Beiträge, die ins Herz treffen: Margret Köhler sah beim Wettbewerb der 69. Berlinale beeindruckende Produktionen.

(Bild: kineo Film/Weydemann Bros./Yunus Roy Imer)

Die Eröffnungsgala begann mit einer Liebeserklärung an den scheidenden Festivaldirektor Dieter Kosslick. „Wir sind nur wegen dir hier“ sangen Max Raabe und Anke Engelke fröhlich im Duett, Kulturstaatsministerin Monika Grütters erklärte gut gelaunt, sie würde einen schwarzen Hut vor ihm ziehen, hätte sie denn einen. Irritierend warme Worte, war sie es doch, die seinen Vertrag nach dem offenen kritischen Brief von 79 Filmschaffenden 2017 nicht verlängerte, obgleich der 70Jährige wohl noch liebend gern die Jubiläums-Berlinale im nächsten Jahr geleitet hätte. Einerlei, es gab jedenfalls Standing Ovations und viel Lob, wie auch bei der Abschlussgala. Wer hoffte, Kosslick würde es zum letzten Mal so richtig krachen lassen und halb Hollywood auf den roten, recycelbaren Teppich holen, dem beschied er schon von vornherein: „Ich habe mich entschieden, es leise krachen zu lassen“.

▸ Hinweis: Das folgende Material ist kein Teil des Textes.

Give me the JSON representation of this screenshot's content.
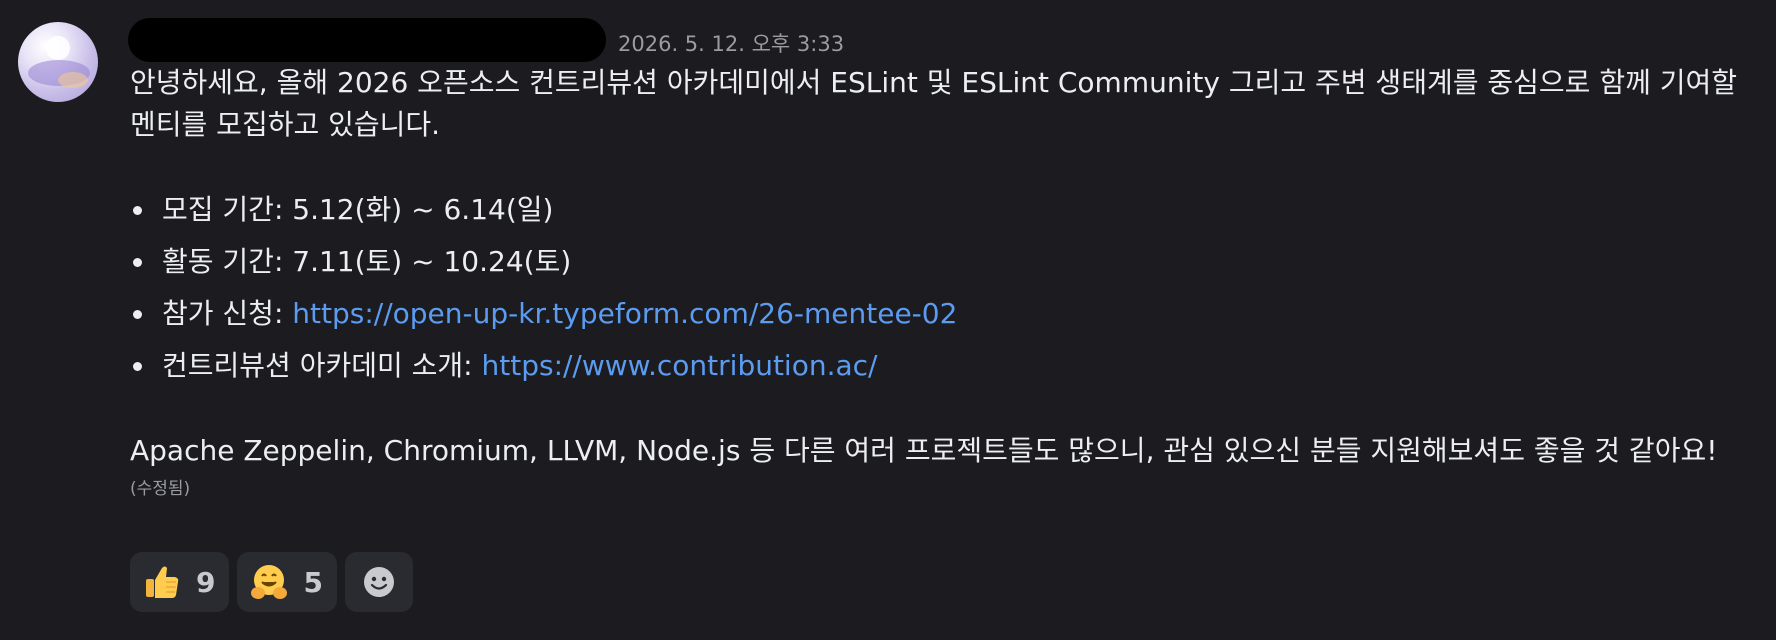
{
  "message": {
    "timestamp": "2026. 5. 12. 오후 3:33",
    "paragraph1": "안녕하세요, 올해 2026 오픈소스 컨트리뷰션 아카데미에서 ESLint 및 ESLint Community 그리고 주변 생태계를 중심으로 함께 기여할 멘티를 모집하고 있습니다.",
    "bullets": [
      {
        "label": "모집 기간: 5.12(화) ~ 6.14(일)",
        "link": ""
      },
      {
        "label": "활동 기간: 7.11(토) ~ 10.24(토)",
        "link": ""
      },
      {
        "label": "참가 신청: ",
        "link": "https://open-up-kr.typeform.com/26-mentee-02"
      },
      {
        "label": "컨트리뷰션 아카데미 소개: ",
        "link": "https://www.contribution.ac/"
      }
    ],
    "paragraph2": "Apache Zeppelin, Chromium, LLVM, Node.js 등 다른 여러 프로젝트들도 많으니, 관심 있으신 분들 지원해보셔도 좋을 것 같아요!",
    "edited_label": "(수정됨)"
  },
  "reactions": [
    {
      "emoji": "thumbs-up-icon",
      "count": "9"
    },
    {
      "emoji": "hugging-face-icon",
      "count": "5"
    }
  ],
  "colors": {
    "background": "#1b1b20",
    "text": "#eceef1",
    "link": "#5b9cf0",
    "muted": "#9b9ca3",
    "reaction_bg": "#2a2b31"
  }
}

Sehr leise. Internationale Stars waren selten zu sichten, dafür sonnten sich deutsche Talente im Scheinwerferlicht. Der Glamourfaktor tendierte gen Null, auch wenn unter anderem L’Oréal-Botschafterin Andie McDowell ihre Aufwartung machte, Catherine Deneuve für „L’adieu à la nuit“, Diane Kruger für „The Operative“ oder Christian Bale für „Vice – Der zweite Mann“, die sämtlich außer Konkurrenz liefen. Das Motto der berlinale lautete in diesm Jahr in einer Reprise des Slogans der 68er-Frauenbewegung „Das Private ist politisch“, was dann Themen wie Familie, Kindheit, Konsum, Identität, Landflucht, Gendergerechtigkeit umit sich brachte. Sieben Filme von Frauen konkurrierten um den „Goldenen Bären“, ein Anteil von 41 Prozent und bisheriger Rekord. So startete die „weibliche Berlinale“ mit Lone Scherfigs Ausflug nach Amerika, dem etwas sehr süßem und in ein kitschiges Happy End mündende „The Kindness of Strangers“ über eine Wohlstandsgesellschaft, die die Ärmsten der Armen ausgrenzt. Auftakt zu einem schwachen Jahrgang ohne größere Aussetzer, aber auch ohne größere Ausschläge nach oben, wenig Reibungen bis auf Fatih Akins heiß debattierte Schlachtplatte „Der goldene Handschuh“. Aber Mittelmaß ist Gift für ein Festival. Der englische Guardian urteilte streng „Berlinale 2019 Roundup – from bad to wurst”.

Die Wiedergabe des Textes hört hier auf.